With the Oscars on Sunday, I thought it worthwhile to catch up with a few of the films with nominations that I missed in the cinema.
Written and directed by Tate Taylor, from the Kathryn Stockett novel.
Well, it’s a bit hard coming at this with all the words written about it so far. I want to say, for the record, that I understand a lot of the critical animosity against this film. It’s the product of a culture where white audiences can feel better about themselves because in stories like this not all white people are racist. Only some, and they’re twisted cartoons of evil. The story says some white people actually helped to empower black people, and we can relate to them. It’s very much in the same frame as The Blind Side. It’s in movies like this I feel the widest chasm between Canada and the United States. Not to say we don’t have racism here, but we rarely feel it necessary to rewrite our own history to better suit our passion for myth-making.
I also want to say, for the record, that I was very much carried away by the storytelling in this film. A great sense of place behind a stellar collection of performances, all of them women. This isn’t a story that needed much from men. I really liked that it started to be about a privileged white girl who wants to be a writer and then turned into the story of two black maids fighting for their dignity and human rights. And a lot of that had to do with the performances of Viola Davis and Octavia Spencer. By the third act, the movie is theirs.
And, I also recognize that beyond the solid performances, the soapy tale couldn’t be softer. Moments of darkness and real strife are spoken of after the fact or from a distance, never shown. Even when we see blood after a miscarriage, it’s strangely demure.
This is not a film that wants to get its hands dirty with the facts. It’s a bit of a dream. But I can’t deny the way it pulled me in, nor the strengths of the performances.
And, for more reading on the subject, check out Viola Davis’ response to those who do have a problem with the politics of the film, here.
Directed by Gavin O’Connor
Written by O’Connor, Anthony Tambakis and Cliff Dorfman, from a story by O’Connor and Dorfman
There’s a lot to celebrate in this picture. It gets right a certain kind of grit, the same kind that people mistook for realism in Rocky, and serves it up to us again like something new. But it does it so well, we don’t care. The story of two brothers who were raised in different homes with different experiences, both with sterling reasons for getting involved in a Mixed Martial Arts tournament—and you know they’re going to have to fight each other eventually. Nick Nolte as the dad, all grizzled and wounded (does he play any other part?) is absolutely worthy of the Best Supporting Actor nomination he’s earned.

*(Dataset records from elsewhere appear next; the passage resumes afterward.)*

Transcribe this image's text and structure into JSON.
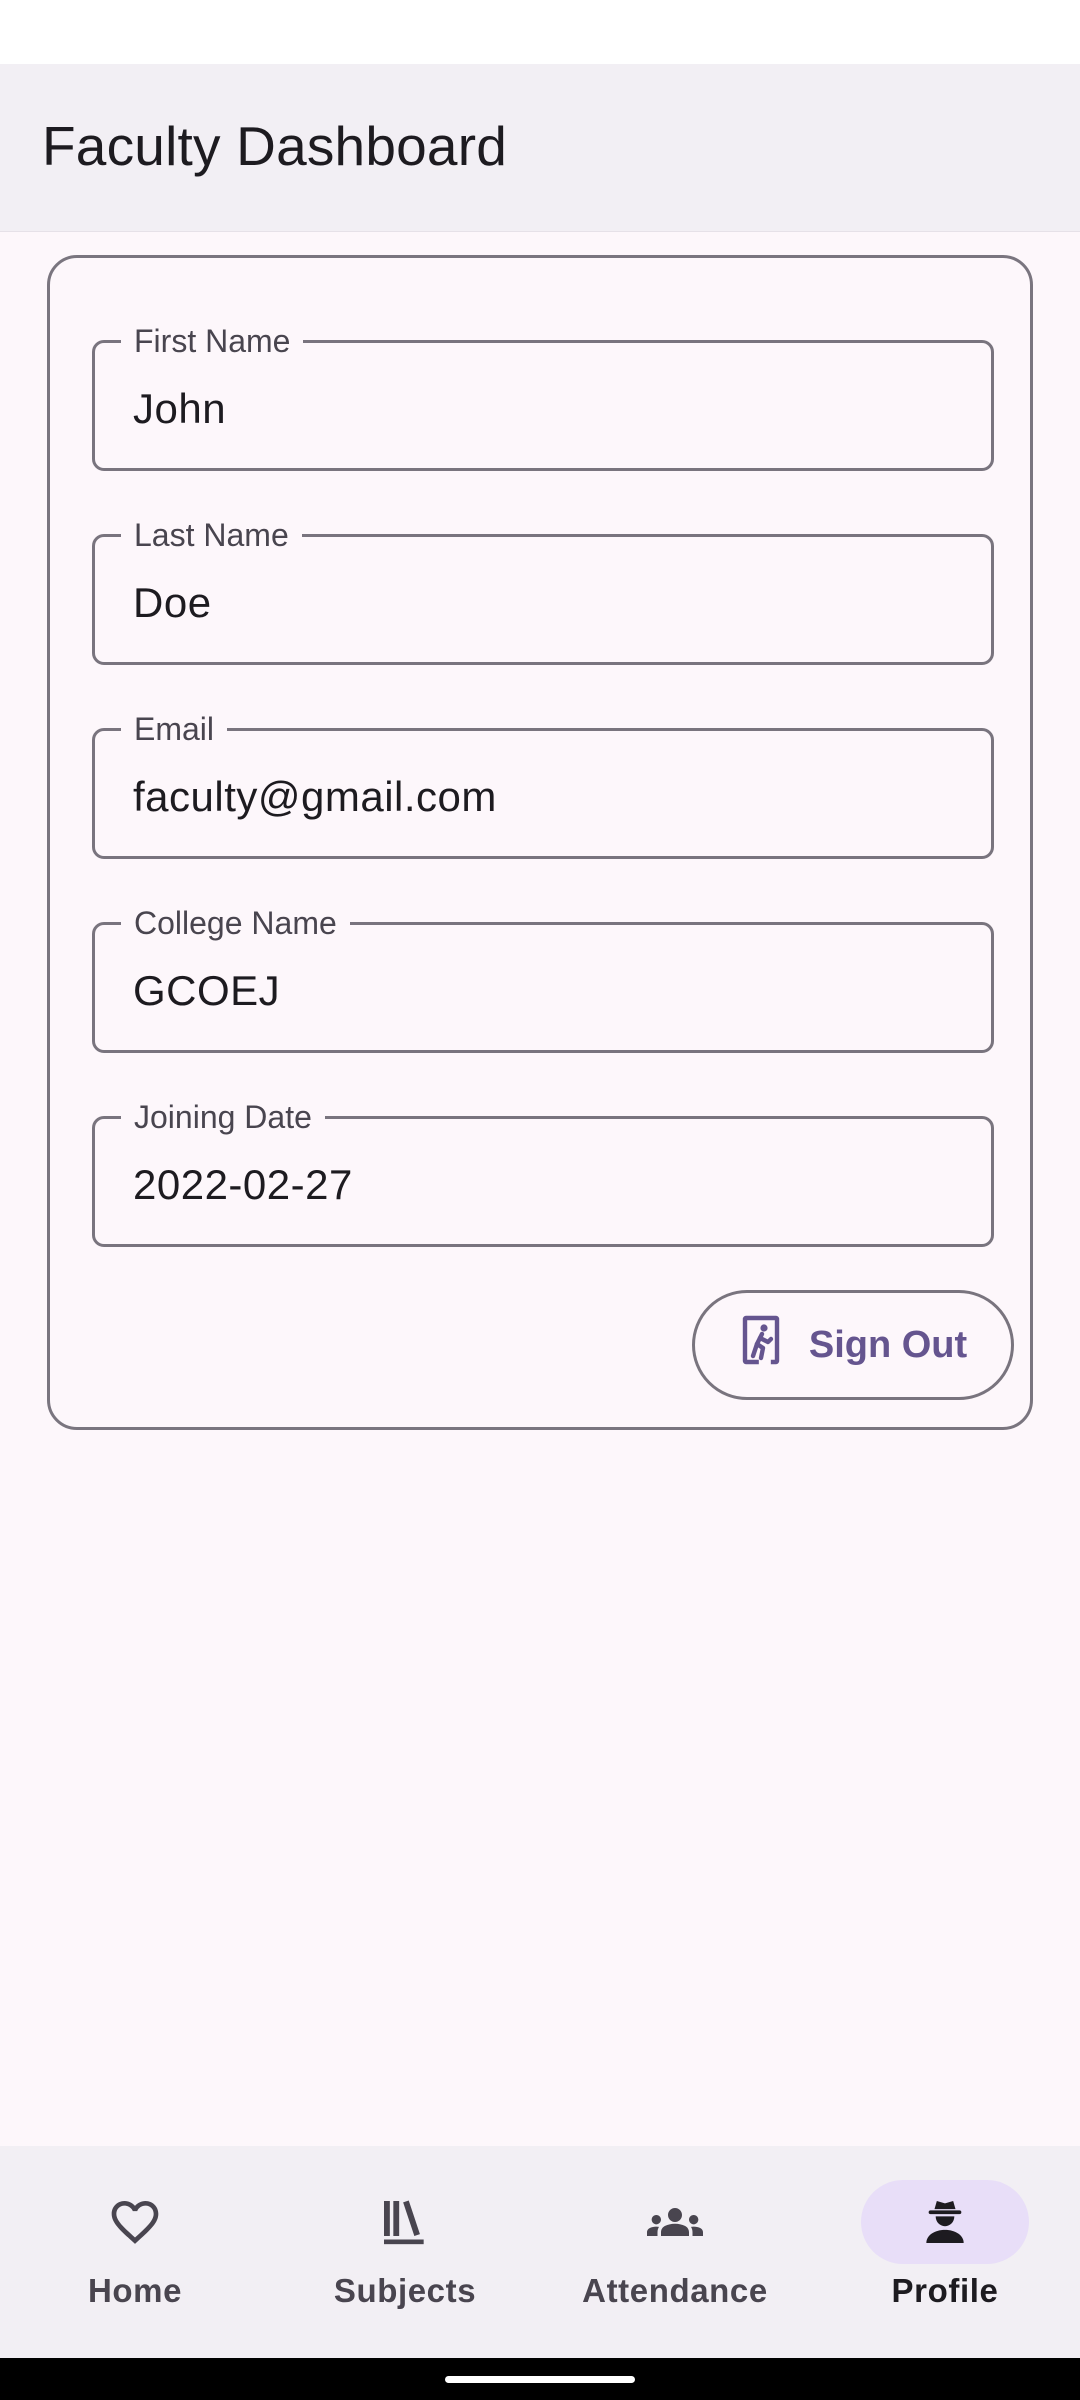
{
  "app_bar": {
    "title": "Faculty Dashboard"
  },
  "profile": {
    "fields": [
      {
        "label": "First Name",
        "value": "John"
      },
      {
        "label": "Last Name",
        "value": "Doe"
      },
      {
        "label": "Email",
        "value": "faculty@gmail.com"
      },
      {
        "label": "College Name",
        "value": "GCOEJ"
      },
      {
        "label": "Joining Date",
        "value": "2022-02-27"
      }
    ],
    "sign_out_label": "Sign Out"
  },
  "bottom_nav": {
    "items": [
      {
        "label": "Home",
        "icon": "heart-icon",
        "active": false
      },
      {
        "label": "Subjects",
        "icon": "books-icon",
        "active": false
      },
      {
        "label": "Attendance",
        "icon": "group-icon",
        "active": false
      },
      {
        "label": "Profile",
        "icon": "detective-icon",
        "active": true
      }
    ]
  },
  "colors": {
    "accent": "#65558f",
    "active_indicator": "#e8def8",
    "surface": "#fdf7fb",
    "app_bar": "#f2eff4"
  }
}
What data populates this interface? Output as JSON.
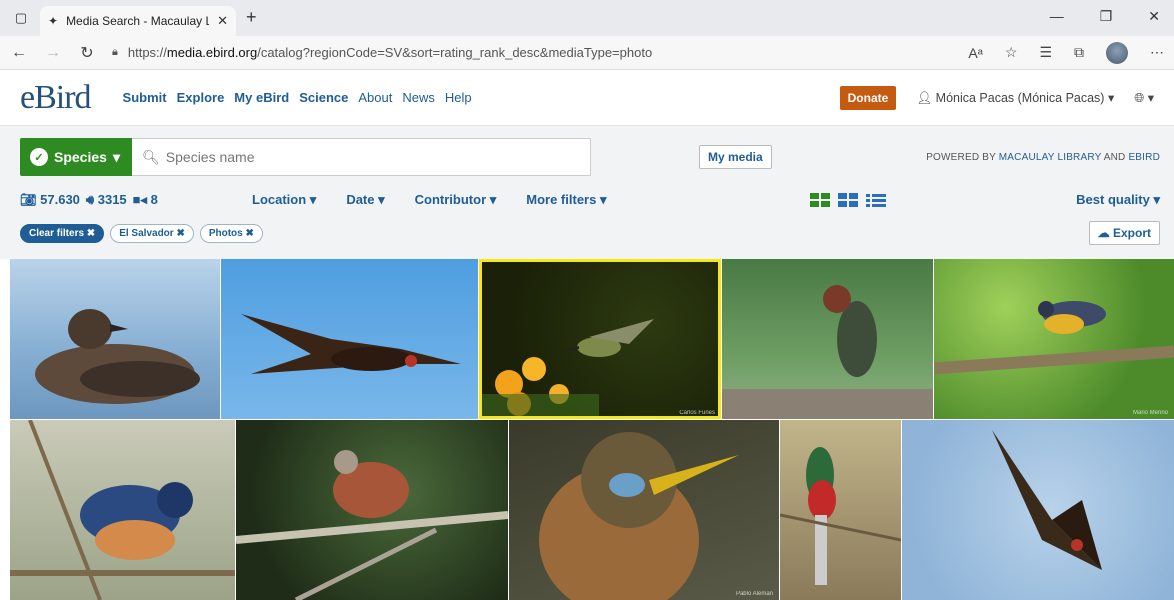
{
  "browser": {
    "tab_title": "Media Search - Macaulay Library",
    "url_prefix": "https://",
    "url_host": "media.ebird.org",
    "url_path": "/catalog?regionCode=SV&sort=rating_rank_desc&mediaType=photo"
  },
  "header": {
    "logo": "eBird",
    "nav": [
      "Submit",
      "Explore",
      "My eBird",
      "Science",
      "About",
      "News",
      "Help"
    ],
    "donate": "Donate",
    "user": "Mónica Pacas (Mónica Pacas)"
  },
  "search": {
    "species_label": "Species",
    "placeholder": "Species name",
    "my_media": "My media",
    "powered_prefix": "POWERED BY",
    "powered_link1": "MACAULAY LIBRARY",
    "powered_and": "AND",
    "powered_link2": "EBIRD"
  },
  "stats": {
    "photos": "57.630",
    "audio": "3315",
    "video": "8"
  },
  "filters": [
    "Location",
    "Date",
    "Contributor",
    "More filters"
  ],
  "sort_label": "Best quality",
  "chips": [
    "Clear filters",
    "El Salvador",
    "Photos"
  ],
  "export": "Export",
  "photos": [
    {
      "subject": "jaeger-on-water",
      "credit": ""
    },
    {
      "subject": "turkey-vulture-flying",
      "credit": ""
    },
    {
      "subject": "hummingbird-at-flowers",
      "credit": "Carlos Funes"
    },
    {
      "subject": "green-heron",
      "credit": ""
    },
    {
      "subject": "yellow-breasted-bird-on-branch",
      "credit": "Mario Merino"
    },
    {
      "subject": "blue-seedeater",
      "credit": ""
    },
    {
      "subject": "ruddy-ground-dove",
      "credit": ""
    },
    {
      "subject": "lesson-s-motmot-chick",
      "credit": "Pablo Aleman"
    },
    {
      "subject": "elegant-trogon",
      "credit": ""
    },
    {
      "subject": "turkey-vulture-soaring",
      "credit": ""
    }
  ],
  "colors": {
    "brand_blue": "#1f5d96",
    "brand_green": "#2e8b22",
    "donate": "#c55a11",
    "selection": "#f5e71c"
  }
}
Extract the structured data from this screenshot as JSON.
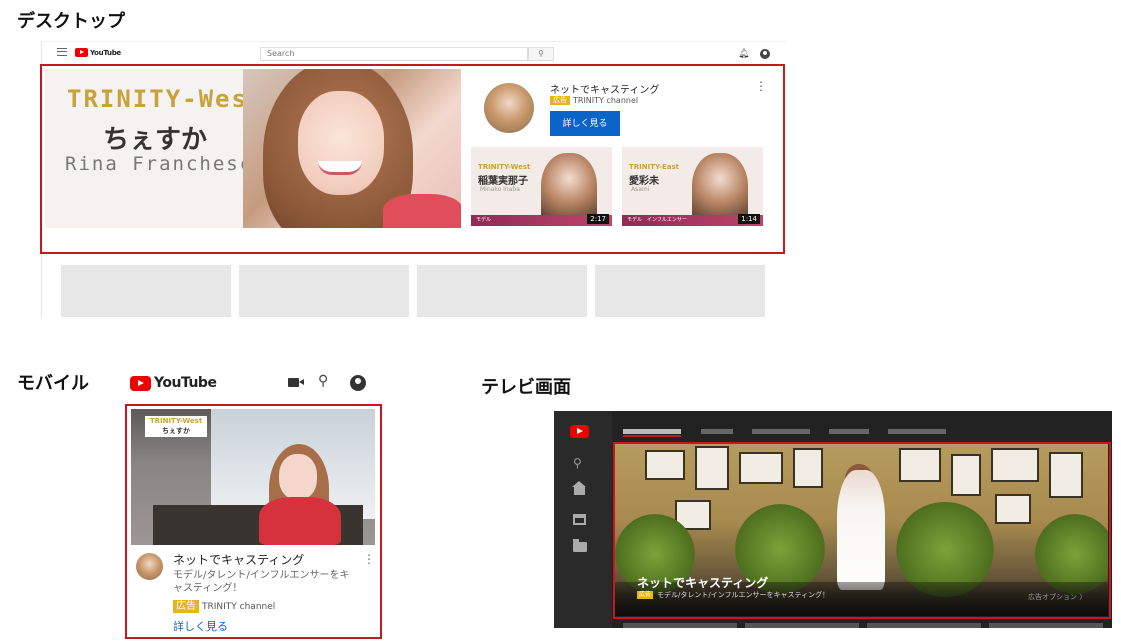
{
  "labels": {
    "desktop": "デスクトップ",
    "mobile": "モバイル",
    "tv": "テレビ画面"
  },
  "desktop": {
    "logo_text": "YouTube",
    "search_placeholder": "Search",
    "search_icon": "search-icon",
    "masthead": {
      "brand": "TRINITY-West",
      "name_jp": "ちぇすか",
      "name_en": "Rina Franchesca"
    },
    "ad": {
      "title": "ネットでキャスティング",
      "badge": "広告",
      "channel": "TRINITY channel",
      "cta": "詳しく見る",
      "more_icon": "⋮"
    },
    "thumbnails": [
      {
        "brand": "TRINITY-West",
        "name": "稲葉実那子",
        "roman": "Minako Inaba",
        "tag": "モデル",
        "duration": "2:17"
      },
      {
        "brand": "TRINITY-East",
        "name": "愛彩未",
        "roman": "Asami",
        "tag": "モデル　インフルエンサー",
        "duration": "1:14"
      }
    ]
  },
  "mobile": {
    "logo_text": "YouTube",
    "hero": {
      "brand": "TRINITY-West",
      "name": "ちぇすか"
    },
    "title": "ネットでキャスティング",
    "description": "モデル/タレント/インフルエンサーをキャスティング！",
    "badge": "広告",
    "channel": "TRINITY channel",
    "cta": "詳しく見る",
    "more_icon": "⋮"
  },
  "tv": {
    "title": "ネットでキャスティング",
    "badge": "広告",
    "description": "モデル/タレント/インフルエンサーをキャスティング！",
    "options": "広告オプション 〉"
  },
  "colors": {
    "highlight": "#c8181e",
    "badge": "#e7b51a",
    "cta": "#0b65c9",
    "youtube_red": "#ee0000"
  }
}
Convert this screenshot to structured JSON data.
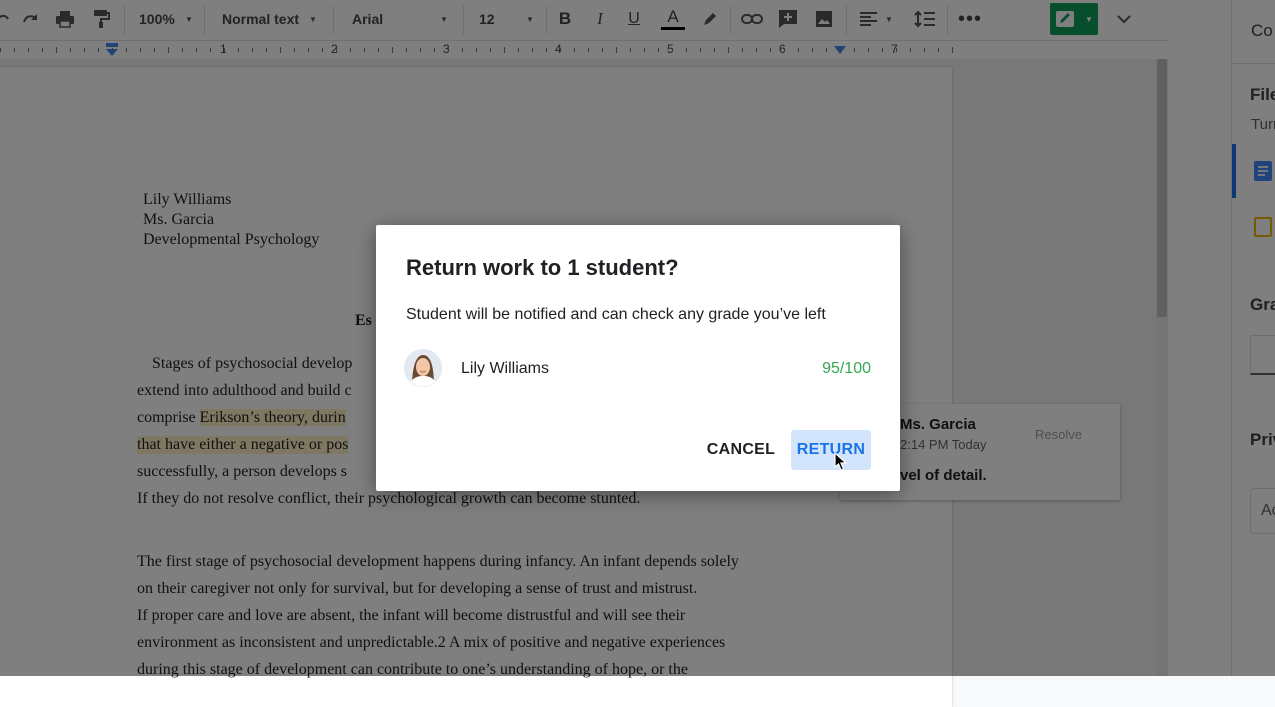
{
  "toolbar": {
    "zoom": "100%",
    "style": "Normal text",
    "font": "Arial",
    "size": "12"
  },
  "ruler": {
    "numbers": [
      "1",
      "2",
      "3",
      "4",
      "5",
      "6",
      "7"
    ]
  },
  "document": {
    "header_lines": [
      "Lily Williams",
      "Ms. Garcia",
      "Developmental Psychology"
    ],
    "title_fragment": "Es",
    "para1": {
      "line1": "Stages of psychosocial develop",
      "line2": "extend into adulthood and build c",
      "line3_plain": "comprise ",
      "line3_hl": "Erikson’s theory, durin",
      "line4_hl": "that have either a negative or pos",
      "line5": "successfully, a person develops  s",
      "line6": "If they do not resolve conflict, their psychological growth can become stunted."
    },
    "para2": [
      "The first stage of psychosocial development happens during infancy. An infant depends solely",
      "on their caregiver not only for survival, but for developing a sense of trust and mistrust.",
      "If proper care and love are absent, the infant will become distrustful and will see their",
      "environment as inconsistent and unpredictable.2 A mix of positive and negative experiences",
      "during this stage of development can contribute to one’s understanding of hope, or the"
    ]
  },
  "comment": {
    "author": "Ms. Garcia",
    "time": "2:14 PM Today",
    "resolve": "Resolve",
    "text": "vel of detail."
  },
  "right_panel": {
    "heading": "Co",
    "files": "File",
    "turn": "Turn",
    "grade": "Gra",
    "private": "Priv",
    "add": "Ac"
  },
  "dialog": {
    "title": "Return work to 1 student?",
    "description": "Student will be notified and can check any grade you’ve left",
    "student_name": "Lily Williams",
    "grade": "95/100",
    "cancel_label": "CANCEL",
    "return_label": "RETURN"
  },
  "colors": {
    "accent_blue": "#1a73e8",
    "grade_green": "#34a853",
    "pen_green": "#0f9d58",
    "highlight": "#fcefc5"
  }
}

Warrior succeeds as a family melodrama, but even more so as a sports movie. Here’s a story mostly about men. The performers playing the brothers, Tom Hardy and Joel Edgerton, are in great shape, though it’s a bit hard to believe that, despite his incredible ferocity, Hardy’s Tommy Conlon could take down his opponents in the ring so handily. Still, it’s so exciting I barely stifle a whoop when he does. That’s also because Hardy is such a magnetic actor. He has a livewire energy that shows up in any role I’ve seen him in. (Mind, I haven’t seen This Means War. Tom, what were you thinking?)
Anyway, I caught up with Warrior at home on DVD on a cold, February night, and it completely entertained me with its perfectly judged tone and relentless cleaving through sports movie tropes. It might do the same for you.